緊急地震速報は、気象庁が発信する地震情報の1つで、10月1日から一般への提供が開始される。具体的には、過去に起きた地震の発生直後に震源に近い地震計でとらえた観測データを解析し、各地で起こる地震 (主要動)の到達時刻や震度を可能な限り迅速に知らせるというもの。ただし(1)緊急地震速報が発表されてから、強い揺れが来るまでの時間が数秒から数十秒と短い、(2)震源に近い所では、緊急地震速報が強い揺れの到達に間に合わない、(3)地震の規模や到達時間の予測にずれがある-といった技術的な限界もあると言われている。
SCOOPは、気象庁による緊急地震速報を光回線により受信、さらにマンションの各戸に設置されたインターホンを通じて伝達する。同社はインターホンによるメリットについて「緊急地震速報の受信端末としては、テレビやラジオ、インターネット、携帯電話などが想定されていますが、電源が入っていなかったり、音量を小さくしていると地震情報を受け取ることができない可能性があります。一方、インターホンであれば常時電源が入っており、音量が一定であるため、マンション内にいれば常に地震情報を受け取ることができます」と説明する。ただし、「受信端末の電源はAC電源であるため、停電時には対応できない場合もあります」(同社)とのことだ。
またSCOOPは、地震発生を知らせるにとどまらず、地震発生後までの一貫した地震対策を提供する点が特徴だ。インターホンで流れる音声は地震到達前・到達直後・到達1分後の行動指針を提供。たとえば、地震到達前(震度5以上、15秒後に到達の場合)であれば、警報音の後「ドアを開けて窓から離れて安全な場所で身を守ります」「すぐ地震がきます 落ち着いて!」、地震到達直後は「倒れてくるもの、落ちてくるものに注意して揺れがおさまるまで身を守ってください」、地震到達1分後は「足元の安全を確認してから動いて下さい。閉じ込め、火災、けががないか確認して次の揺れに備えます。津波や土砂災害の危険があるときはただちに避難行動をして下さい。支援が必要なときは隣近所に声をかけてください」などといった音声が流れる。なお、音声には震度5弱以上と震度3~5弱未満の2タイプを用意している。

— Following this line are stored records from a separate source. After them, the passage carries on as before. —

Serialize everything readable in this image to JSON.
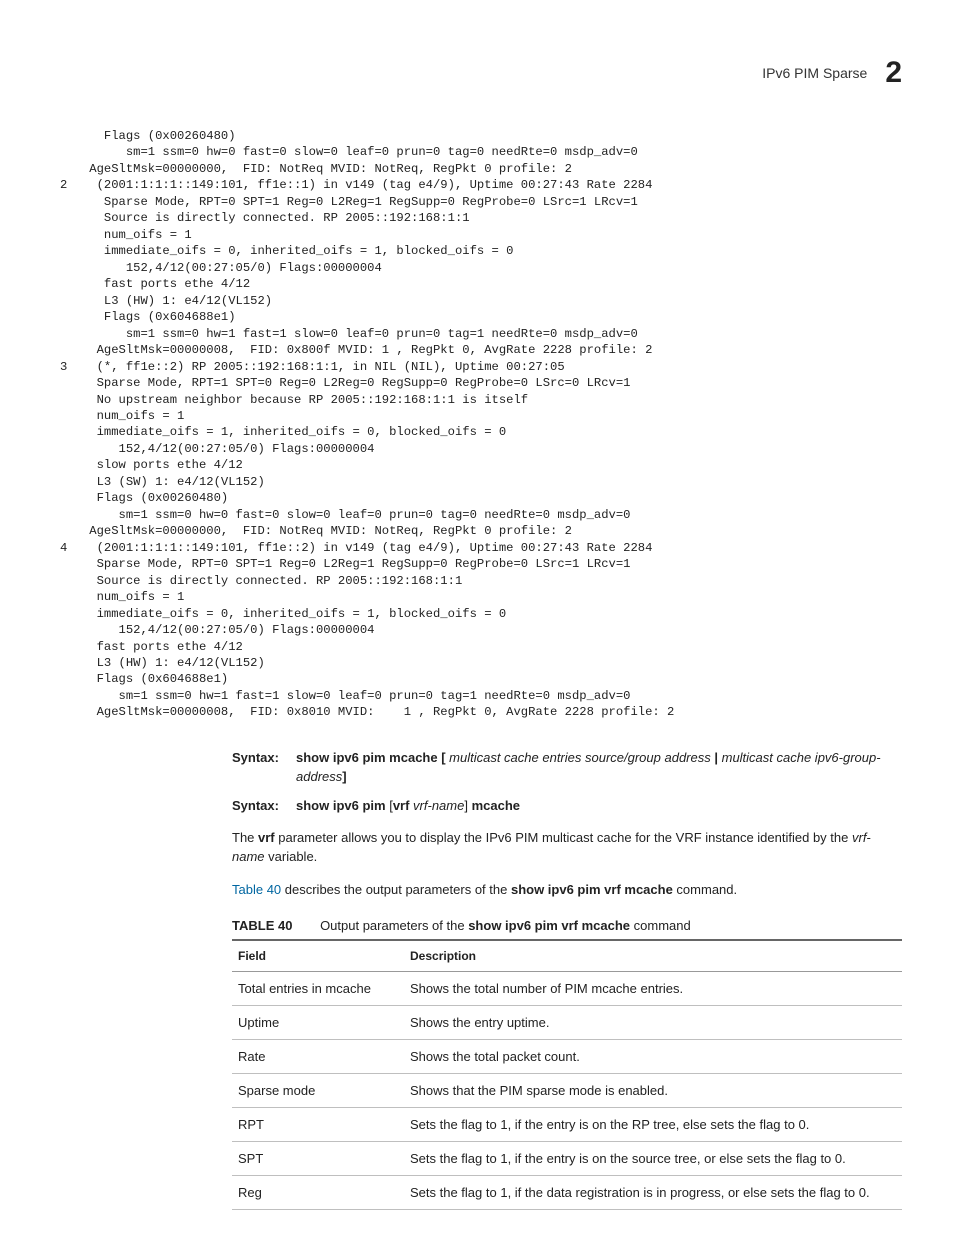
{
  "header": {
    "title": "IPv6 PIM Sparse",
    "chapter_number": "2"
  },
  "code": "      Flags (0x00260480)\n         sm=1 ssm=0 hw=0 fast=0 slow=0 leaf=0 prun=0 tag=0 needRte=0 msdp_adv=0\n    AgeSltMsk=00000000,  FID: NotReq MVID: NotReq, RegPkt 0 profile: 2\n2    (2001:1:1:1::149:101, ff1e::1) in v149 (tag e4/9), Uptime 00:27:43 Rate 2284\n      Sparse Mode, RPT=0 SPT=1 Reg=0 L2Reg=1 RegSupp=0 RegProbe=0 LSrc=1 LRcv=1\n      Source is directly connected. RP 2005::192:168:1:1\n      num_oifs = 1\n      immediate_oifs = 0, inherited_oifs = 1, blocked_oifs = 0      \n         152,4/12(00:27:05/0) Flags:00000004\n      fast ports ethe 4/12 \n      L3 (HW) 1: e4/12(VL152)\n      Flags (0x604688e1)\n         sm=1 ssm=0 hw=1 fast=1 slow=0 leaf=0 prun=0 tag=1 needRte=0 msdp_adv=0\n     AgeSltMsk=00000008,  FID: 0x800f MVID: 1 , RegPkt 0, AvgRate 2228 profile: 2\n3    (*, ff1e::2) RP 2005::192:168:1:1, in NIL (NIL), Uptime 00:27:05 \n     Sparse Mode, RPT=1 SPT=0 Reg=0 L2Reg=0 RegSupp=0 RegProbe=0 LSrc=0 LRcv=1\n     No upstream neighbor because RP 2005::192:168:1:1 is itself\n     num_oifs = 1\n     immediate_oifs = 1, inherited_oifs = 0, blocked_oifs = 0      \n        152,4/12(00:27:05/0) Flags:00000004\n     slow ports ethe 4/12 \n     L3 (SW) 1: e4/12(VL152)\n     Flags (0x00260480)\n        sm=1 ssm=0 hw=0 fast=0 slow=0 leaf=0 prun=0 tag=0 needRte=0 msdp_adv=0\n    AgeSltMsk=00000000,  FID: NotReq MVID: NotReq, RegPkt 0 profile: 2\n4    (2001:1:1:1::149:101, ff1e::2) in v149 (tag e4/9), Uptime 00:27:43 Rate 2284\n     Sparse Mode, RPT=0 SPT=1 Reg=0 L2Reg=1 RegSupp=0 RegProbe=0 LSrc=1 LRcv=1\n     Source is directly connected. RP 2005::192:168:1:1\n     num_oifs = 1\n     immediate_oifs = 0, inherited_oifs = 1, blocked_oifs = 0      \n        152,4/12(00:27:05/0) Flags:00000004\n     fast ports ethe 4/12 \n     L3 (HW) 1: e4/12(VL152)\n     Flags (0x604688e1)\n        sm=1 ssm=0 hw=1 fast=1 slow=0 leaf=0 prun=0 tag=1 needRte=0 msdp_adv=0\n     AgeSltMsk=00000008,  FID: 0x8010 MVID:    1 , RegPkt 0, AvgRate 2228 profile: 2",
  "syntax1": {
    "label": "Syntax:",
    "cmd_pre": "show ipv6 pim mcache [ ",
    "arg1": "multicast cache entries source/group address",
    "sep": " | ",
    "arg2": "multicast cache ipv6-group-address",
    "cmd_post": "]"
  },
  "syntax2": {
    "label": "Syntax:",
    "cmd_pre": "show ipv6 pim ",
    "bracket_open": "[",
    "vrf_kw": "vrf ",
    "vrf_arg": "vrf-name",
    "bracket_close": "] ",
    "cmd_post": "mcache"
  },
  "vrf_para": {
    "the": "The ",
    "vrf_bold": "vrf",
    "rest1": " parameter allows you to display the IPv6 PIM multicast cache for the VRF instance identified by the ",
    "vrf_name": "vrf-name",
    "rest2": " variable."
  },
  "table_sentence": {
    "ref": "Table 40",
    "rest1": " describes the output parameters of the ",
    "cmd": "show ipv6 pim vrf mcache",
    "rest2": " command."
  },
  "table_caption": {
    "label": "TABLE 40",
    "pre": "Output parameters of the ",
    "cmd": "show ipv6 pim vrf mcache",
    "post": " command"
  },
  "table": {
    "headers": {
      "field": "Field",
      "desc": "Description"
    },
    "rows": [
      {
        "field": "Total entries in mcache",
        "desc": "Shows the total number of PIM mcache entries."
      },
      {
        "field": "Uptime",
        "desc": "Shows the entry uptime."
      },
      {
        "field": "Rate",
        "desc": "Shows the total packet count."
      },
      {
        "field": "Sparse mode",
        "desc": "Shows that the PIM sparse mode is enabled."
      },
      {
        "field": "RPT",
        "desc": "Sets the flag to 1, if the entry is on the RP tree, else sets the flag to 0."
      },
      {
        "field": "SPT",
        "desc": "Sets the flag to 1, if the entry is on the source tree, or else sets the flag to 0."
      },
      {
        "field": "Reg",
        "desc": "Sets the flag to 1, if the data registration is in progress, or else sets the flag to 0."
      }
    ]
  }
}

また、SCOOPをマンションの共用部設備と連動させることで、エレベータを最寄の階に自動停止させるほか、自動ドアや通用口の強制開錠を実施し、マンション内で閉じ込められたり、避難が遅れるといった危険性を減らすという。さらに、震災に備えて地震発生前の心構えや地震発生時の対応などをまとめた防災マニュアルやDVDの配布、防災セミナーや防災訓練の実施等により、一貫した防災対策をマンション単位で講じることが可能としている。同サービス提供価格は、100戸のマンションの場合1戸あたりで月額840円となっている。